Zimbabwe seeks UN help to raise $250m for polls
Zimbabwe has approached the United Nations Development Programme (UNDP) seeking $250 million to fund its forthcoming constitutional referendum and general election.
The Southern African country, which made international headlines, last week after its Finance minister told journalists that government had $217 left in its bank account, said it had only set aside $25 million for the polls.
According to a letter jointly signed by Finance minister Tendai Biti and Justice minister Patrick Chinamasa, President Robert Mugabe sanctioned the fund raising.
“On behalf of the Government of Zimbabwe, we formally request the UNDP for assistance in mobilising resources to cover for the funding gap for both the constitutional referendum and the general election,” reads part of the letter dated February 4.
The Zimbabwe Electoral Commission (ZEC) had budgeted close to $220 million for the referendum and elections.
But the Ministry of Finance has only been able to release $2 million so far for voter registration and education.
The referendum is likely to be held next month after Parliament endorsed the draft constitution this week.

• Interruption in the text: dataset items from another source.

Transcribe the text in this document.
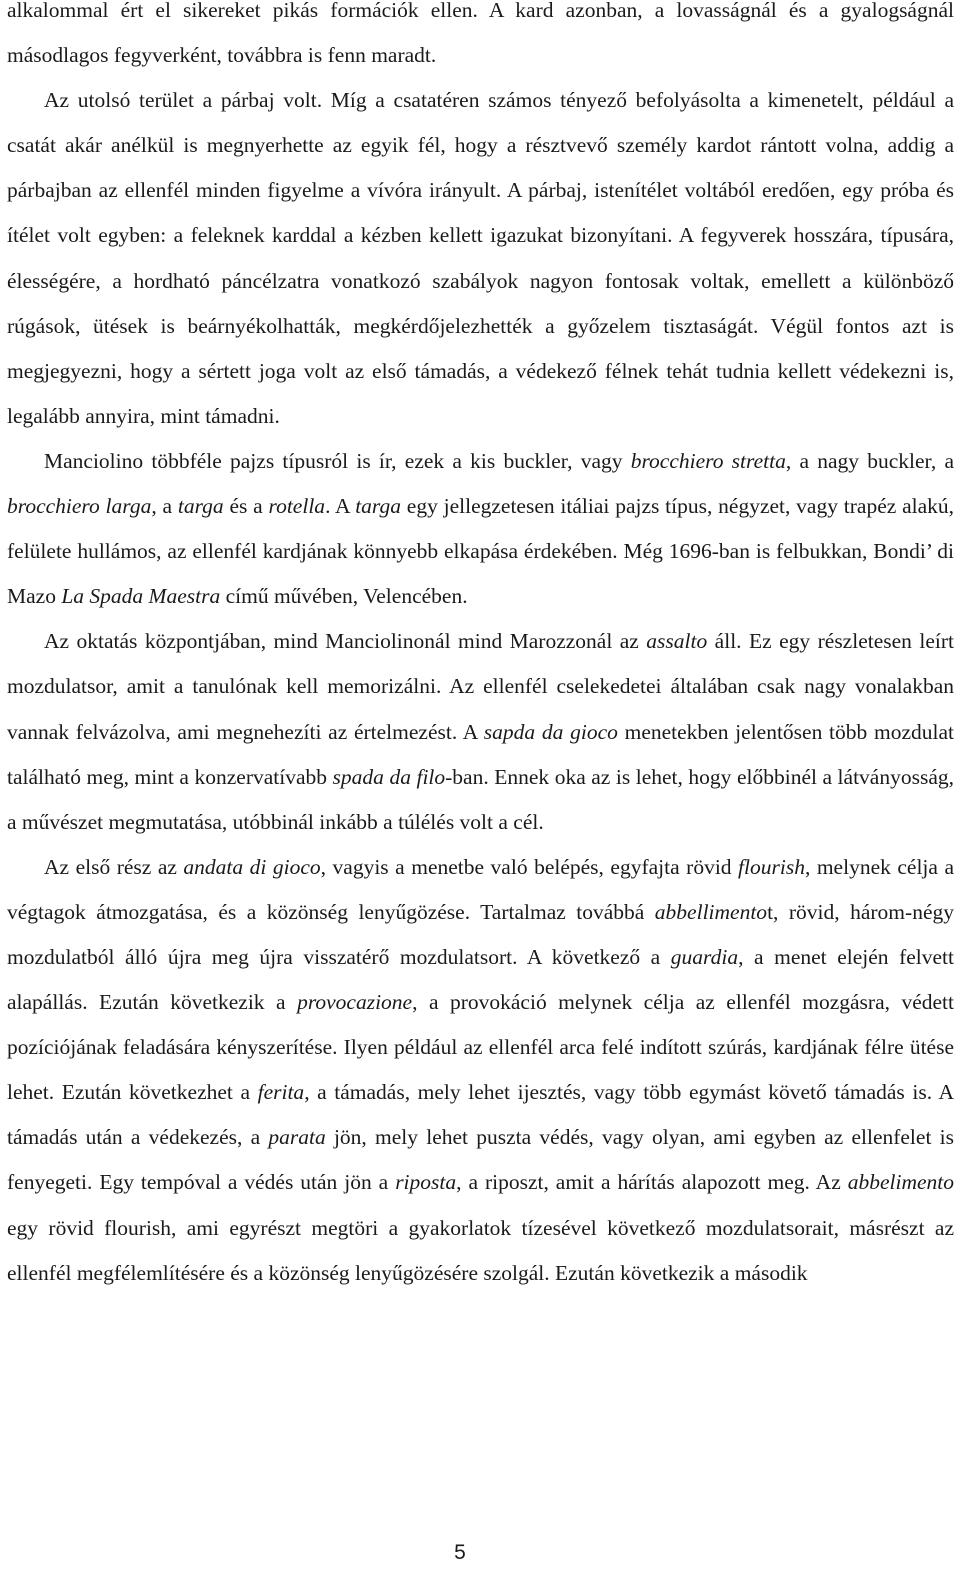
alkalommal ért el sikereket pikás formációk ellen. A kard azonban, a lovasságnál és a gyalogságnál másodlagos fegyverként, továbbra is fenn maradt.

Az utolsó terület a párbaj volt. Míg a csatatéren számos tényező befolyásolta a kimenetelt, például a csatát akár anélkül is megnyerhette az egyik fél, hogy a résztvevő személy kardot rántott volna, addig a párbajban az ellenfél minden figyelme a vívóra irányult. A párbaj, istenítélet voltából eredően, egy próba és ítélet volt egyben: a feleknek karddal a kézben kellett igazukat bizonyítani. A fegyverek hosszára, típusára, élességére, a hordható páncélzatra vonatkozó szabályok nagyon fontosak voltak, emellett a különböző rúgások, ütések is beárnyékolhatták, megkérdőjelezhették a győzelem tisztaságát. Végül fontos azt is megjegyezni, hogy a sértett joga volt az első támadás, a védekező félnek tehát tudnia kellett védekezni is, legalább annyira, mint támadni.

Manciolino többféle pajzs típusról is ír, ezek a kis buckler, vagy brocchiero stretta, a nagy buckler, a brocchiero larga, a targa és a rotella. A targa egy jellegzetesen itáliai pajzs típus, négyzet, vagy trapéz alakú, felülete hullámos, az ellenfél kardjának könnyebb elkapása érdekében. Még 1696-ban is felbukkan, Bondi’ di Mazo La Spada Maestra című művében, Velencében.

Az oktatás központjában, mind Manciolinonál mind Marozzonál az assalto áll. Ez egy részletesen leírt mozdulatsor, amit a tanulónak kell memorizálni. Az ellenfél cselekedetei általában csak nagy vonalakban vannak felvázolva, ami megnehezíti az értelmezést. A sapda da gioco menetekben jelentősen több mozdulat található meg, mint a konzervatívabb spada da filo-ban. Ennek oka az is lehet, hogy előbbinél a látványosság, a művészet megmutatása, utóbbinál inkább a túlélés volt a cél.

Az első rész az andata di gioco, vagyis a menetbe való belépés, egyfajta rövid flourish, melynek célja a végtagok átmozgatása, és a közönség lenyűgözése. Tartalmaz továbbá abbellimentot, rövid, három-négy mozdulatból álló újra meg újra visszatérő mozdulatsort. A következő a guardia, a menet elején felvett alapállás. Ezután következik a provocazione, a provokáció melynek célja az ellenfél mozgásra, védett pozíciójának feladására kényszerítése. Ilyen például az ellenfél arca felé indított szúrás, kardjának félre ütése lehet. Ezután következhet a ferita, a támadás, mely lehet ijesztés, vagy több egymást követő támadás is. A támadás után a védekezés, a parata jön, mely lehet puszta védés, vagy olyan, ami egyben az ellenfelet is fenyegeti. Egy tempóval a védés után jön a riposta, a riposzt, amit a hárítás alapozott meg. Az abbelimento egy rövid flourish, ami egyrészt megtöri a gyakorlatok tízesével következő mozdulatsorait, másrészt az ellenfél megfélemlítésére és a közönség lenyűgözésére szolgál. Ezután következik a második

5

President Mugabe is pushing for the elections to be held by June.
UNDP mobilised close to $21 million towards the constitution making process that took almost four years because of bickering in the coalition government.
Zimbabwe’s economic recovery has been slower than expected following the formation of a unity government between President Mugabe and his former opponents in 2009.
The country recently discovered vast diamond deposits but the government has struggled to attract investors to what could be the world’s richest diamond mines.
Last year, the Kimberley Process lifted a ban on Zimbabwe diamond exports followings charges of smuggling and human rights violations.
Exports of diamonds was expected to contribute $1 billion to the economy annual but Mr Biti has complained that mining companies with links to President Mugabe’s Zanu-PF were remitting revenue to Treasury.